For Immediate Release:
November 20, 2015

NEW FOCUS GROUP RESEARCH: VOTERS ARE TURNED OFF BY THE KOCH AGENDA & THEIR PUPPET CANDIDATES

In August, Bridge Project conducted six focus groups with swing voters in Iowa, Florida, and Nevada on the billionaire Koch brothers as they gear up to spend nearly $900 million pushing their agenda and backing their puppet candidates in 2016.

The focus groups revealed that to know the Kochs is to dislike them and that voters are turned off by their harmful, self-enriching agenda. It’s clear to voters that when the Kochs spend millions propping up their puppet candidates, the Kochs expect something in return.”

To read the focus group memo, click here: http://bp21.co/kochgroups.

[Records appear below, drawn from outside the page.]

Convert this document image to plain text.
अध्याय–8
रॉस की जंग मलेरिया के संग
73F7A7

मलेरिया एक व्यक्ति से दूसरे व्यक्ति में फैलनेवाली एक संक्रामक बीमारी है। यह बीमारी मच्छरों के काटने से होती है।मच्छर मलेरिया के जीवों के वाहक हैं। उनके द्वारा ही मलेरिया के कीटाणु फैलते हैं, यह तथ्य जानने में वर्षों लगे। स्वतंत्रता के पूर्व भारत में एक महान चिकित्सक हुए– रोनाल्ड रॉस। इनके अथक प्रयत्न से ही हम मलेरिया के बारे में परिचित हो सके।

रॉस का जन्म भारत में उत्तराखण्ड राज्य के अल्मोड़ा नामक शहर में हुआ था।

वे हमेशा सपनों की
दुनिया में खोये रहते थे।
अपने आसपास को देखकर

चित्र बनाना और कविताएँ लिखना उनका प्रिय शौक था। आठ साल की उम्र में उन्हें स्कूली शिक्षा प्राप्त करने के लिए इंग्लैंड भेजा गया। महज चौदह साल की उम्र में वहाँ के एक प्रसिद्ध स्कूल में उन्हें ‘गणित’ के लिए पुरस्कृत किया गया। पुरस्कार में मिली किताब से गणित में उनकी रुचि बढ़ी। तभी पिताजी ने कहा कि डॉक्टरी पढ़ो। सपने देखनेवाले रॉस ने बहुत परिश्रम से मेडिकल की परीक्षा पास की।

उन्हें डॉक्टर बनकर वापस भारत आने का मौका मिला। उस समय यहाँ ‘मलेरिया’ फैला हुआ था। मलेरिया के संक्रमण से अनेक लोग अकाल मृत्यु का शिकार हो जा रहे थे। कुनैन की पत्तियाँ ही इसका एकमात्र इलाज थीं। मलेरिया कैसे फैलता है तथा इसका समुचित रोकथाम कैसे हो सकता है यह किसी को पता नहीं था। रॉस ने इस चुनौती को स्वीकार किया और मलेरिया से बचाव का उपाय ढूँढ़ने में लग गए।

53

“In the eyes of voters, the Kochs’ harmful, self-enriching agenda and the hundreds of millions they spend backing their puppet candidates are strong turnoffs,” said Eddie Vale, Vice President of American Bridge 21st Century. “This research clarifies how Democrats can fight back against the Koch brothers. Bridge Project continues to invest heavily in efforts to expose how the Kochs use their massive wealth to push an agenda that stacks the deck in favor of billionaires like them while hurting the middle class.”
Key Takeaways:

  • A significant portion of voters we spoke to are largely unfamiliar with the Koch brothers. However, those that do know who they are tend to believe they are self-interested—and when provided with only a bit of information, those who previously were unfamiliar with them say the same.
  • The concept of a candidate seeking funding from the Koch brothers and their affiliates is an immediate turnoff—the prevailing perception being that these candidates are “bought and paid for” by the Kochs and that, if elected, they inevitably would return the favor somehow.
  • Specific elements of the Koch ideological agenda are highly concerning, and associating candidates with the Koch brothers raises concerns about each candidate’s own character.
  • Koch-backed efforts such as Generation Opportunity and the LIBRE Initiative (to bring millennial and Latino voters, respectively, into their fold) are easy to discredit, as younger voters and Latinos generally view them as fraudulent once they discover who is behind them.